Teaching ESL/EFL

Teaching students  is a rewarding career. I absolutely love my job and am quite passionate about it.  There is nothing like the feeling of teaching a student a new concept.  Many people ask me about getting into the field of teaching English as a second language or foreign language, so I  have put together some helpful information.  Just like any career choice, what’s good for one person is not for another, so the same is true with teaching English to non-native speakers.  Here are some things to consider:

  • You must like teaching, sounds simple, but not everyone has the patience to teach.
  • You must like people and like to talk.  I can add smile to the list, since a positive attitude is a must.
  • You must be reliable and ready to stick to a schedule for students.
  • You should get a TESL/TEFL certification in the very least.  Some countries require a bachelors degree and/or have further requirements, so do your research.
  • Teaching ESL/EFL is a great way to travel and/or live abroad, but you will never get rich doing it.
  • You do not need to be a grammarian, but you need to have a good command of English language/reading/listening skills.
  • Think about the types of students you want to teach: children, business people, adult immigrants, etc.  Also decide if you would rather teach in-person or online.
  • It helps to have experience in order to find a job, volunteering is a great way to do that.
  • You can also freelance and advertise for  students to teach in-person or online via Skype or other platforms.
  • It  helps to have support from other teachers, mentors or partners.
  • If you aren’t mentally into it, your students will be able to tell, and you won’t do well at teaching.

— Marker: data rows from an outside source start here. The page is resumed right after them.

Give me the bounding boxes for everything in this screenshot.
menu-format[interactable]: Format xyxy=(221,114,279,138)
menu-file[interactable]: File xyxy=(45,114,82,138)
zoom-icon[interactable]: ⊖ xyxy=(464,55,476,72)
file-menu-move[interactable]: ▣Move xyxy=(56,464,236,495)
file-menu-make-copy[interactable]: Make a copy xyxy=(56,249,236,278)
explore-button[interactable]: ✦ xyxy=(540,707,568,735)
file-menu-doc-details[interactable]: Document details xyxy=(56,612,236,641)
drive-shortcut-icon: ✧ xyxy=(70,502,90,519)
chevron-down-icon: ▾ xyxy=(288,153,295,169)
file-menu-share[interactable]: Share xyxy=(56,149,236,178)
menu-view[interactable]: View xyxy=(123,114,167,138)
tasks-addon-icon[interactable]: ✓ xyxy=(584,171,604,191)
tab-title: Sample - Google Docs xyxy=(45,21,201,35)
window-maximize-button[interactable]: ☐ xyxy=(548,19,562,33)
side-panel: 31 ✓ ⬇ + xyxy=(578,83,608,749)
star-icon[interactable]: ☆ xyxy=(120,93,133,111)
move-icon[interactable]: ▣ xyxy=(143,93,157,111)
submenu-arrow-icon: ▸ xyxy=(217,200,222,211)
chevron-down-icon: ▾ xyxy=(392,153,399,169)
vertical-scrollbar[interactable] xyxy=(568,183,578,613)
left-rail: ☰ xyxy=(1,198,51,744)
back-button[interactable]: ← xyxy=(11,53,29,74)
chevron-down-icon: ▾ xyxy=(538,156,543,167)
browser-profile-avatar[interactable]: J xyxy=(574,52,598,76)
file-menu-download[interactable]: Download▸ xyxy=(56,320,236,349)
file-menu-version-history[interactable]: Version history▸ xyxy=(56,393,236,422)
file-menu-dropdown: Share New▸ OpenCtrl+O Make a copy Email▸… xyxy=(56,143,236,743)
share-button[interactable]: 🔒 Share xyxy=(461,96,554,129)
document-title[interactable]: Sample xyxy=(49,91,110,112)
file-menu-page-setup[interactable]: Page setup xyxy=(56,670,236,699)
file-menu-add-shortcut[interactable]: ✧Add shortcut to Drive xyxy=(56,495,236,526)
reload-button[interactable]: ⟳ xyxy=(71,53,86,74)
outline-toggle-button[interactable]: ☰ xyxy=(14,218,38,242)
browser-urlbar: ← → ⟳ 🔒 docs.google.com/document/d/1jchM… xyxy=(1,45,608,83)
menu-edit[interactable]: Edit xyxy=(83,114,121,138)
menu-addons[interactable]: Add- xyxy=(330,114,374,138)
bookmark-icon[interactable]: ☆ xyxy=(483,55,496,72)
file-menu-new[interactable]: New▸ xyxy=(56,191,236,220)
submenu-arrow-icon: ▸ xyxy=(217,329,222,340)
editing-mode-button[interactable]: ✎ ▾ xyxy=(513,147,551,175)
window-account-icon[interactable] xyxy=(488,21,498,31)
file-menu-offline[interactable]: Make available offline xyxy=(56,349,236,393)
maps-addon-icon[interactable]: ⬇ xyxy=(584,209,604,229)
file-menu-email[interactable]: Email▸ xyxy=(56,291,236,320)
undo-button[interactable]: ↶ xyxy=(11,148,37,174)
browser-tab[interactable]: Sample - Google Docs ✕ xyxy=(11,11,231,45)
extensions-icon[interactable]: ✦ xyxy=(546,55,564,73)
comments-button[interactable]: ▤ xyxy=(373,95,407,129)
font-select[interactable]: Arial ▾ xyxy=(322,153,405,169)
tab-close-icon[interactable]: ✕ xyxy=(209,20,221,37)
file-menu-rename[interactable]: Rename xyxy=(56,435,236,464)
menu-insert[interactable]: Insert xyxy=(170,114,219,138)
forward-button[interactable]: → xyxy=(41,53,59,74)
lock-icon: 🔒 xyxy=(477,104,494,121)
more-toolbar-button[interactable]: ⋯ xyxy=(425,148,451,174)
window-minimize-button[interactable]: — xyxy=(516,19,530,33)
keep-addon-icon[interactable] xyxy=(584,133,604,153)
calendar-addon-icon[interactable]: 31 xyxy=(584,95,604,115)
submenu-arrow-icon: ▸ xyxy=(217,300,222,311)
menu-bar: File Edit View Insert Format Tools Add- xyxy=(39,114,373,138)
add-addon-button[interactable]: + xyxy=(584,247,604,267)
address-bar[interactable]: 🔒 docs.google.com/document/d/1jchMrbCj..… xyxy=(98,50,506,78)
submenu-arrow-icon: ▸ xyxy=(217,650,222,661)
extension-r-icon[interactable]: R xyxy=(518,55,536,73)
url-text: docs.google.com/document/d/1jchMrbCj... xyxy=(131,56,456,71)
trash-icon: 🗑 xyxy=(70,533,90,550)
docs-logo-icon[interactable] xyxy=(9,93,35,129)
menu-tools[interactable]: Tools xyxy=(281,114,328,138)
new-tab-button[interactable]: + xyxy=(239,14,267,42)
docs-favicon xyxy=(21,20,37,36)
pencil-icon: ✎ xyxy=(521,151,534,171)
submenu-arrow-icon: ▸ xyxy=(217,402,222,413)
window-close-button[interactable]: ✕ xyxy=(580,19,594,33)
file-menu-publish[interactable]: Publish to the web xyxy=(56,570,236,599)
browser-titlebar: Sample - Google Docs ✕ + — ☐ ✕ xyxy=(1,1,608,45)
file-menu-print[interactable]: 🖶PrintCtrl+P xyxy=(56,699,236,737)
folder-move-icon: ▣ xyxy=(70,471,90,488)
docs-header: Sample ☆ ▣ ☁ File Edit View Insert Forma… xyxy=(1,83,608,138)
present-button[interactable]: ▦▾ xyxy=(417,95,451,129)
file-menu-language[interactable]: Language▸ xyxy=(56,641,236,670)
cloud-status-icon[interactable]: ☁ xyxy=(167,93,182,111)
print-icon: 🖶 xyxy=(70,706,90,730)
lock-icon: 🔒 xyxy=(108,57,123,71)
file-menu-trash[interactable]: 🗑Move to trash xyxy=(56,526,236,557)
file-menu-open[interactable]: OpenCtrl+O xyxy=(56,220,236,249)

So if you are teaching ESL/EFL or would really like to get into it, I thought I would also  share with you some things I have learned from teaching English.  Here they are:

  • Don’t obsess about grammar, students learn better when they learn grammar by usage rather than memorization.  I am really into intuitive learning, which is the way we learn a language as children.  English grammar is so complicated and full of exceptions that make no sense.  I hate grammar, and so do most English language students, and that is ok.
  • Along the lines of grammar is learning straight out of a book.  Lesson plans, worksheets and the like are great, but real-world English is best.  Integrate idioms, slang and collocations into lessons.  Teach not just “correct” English, but English the way people really use it.  This will also help to keep the student interested in what they are learning because it is relevant.
  • Find out what is motivating a student to learn English, and provide relevant information.  For example if a student is learning English to do their job better, teach them profession specific vocabulary.
  • Don’t focus too much on mistakes.  While it is important to correct students, help your students build confidence.    Help them to understand even native speakers often make mistakes. I always warn students that I may make mistakes.
  • Learn different approaches to teaching.  Each student is different, and there are many different learning styles too.  Mix it up during a teaching session.  In fact, never stop learning about how to become a better teacher.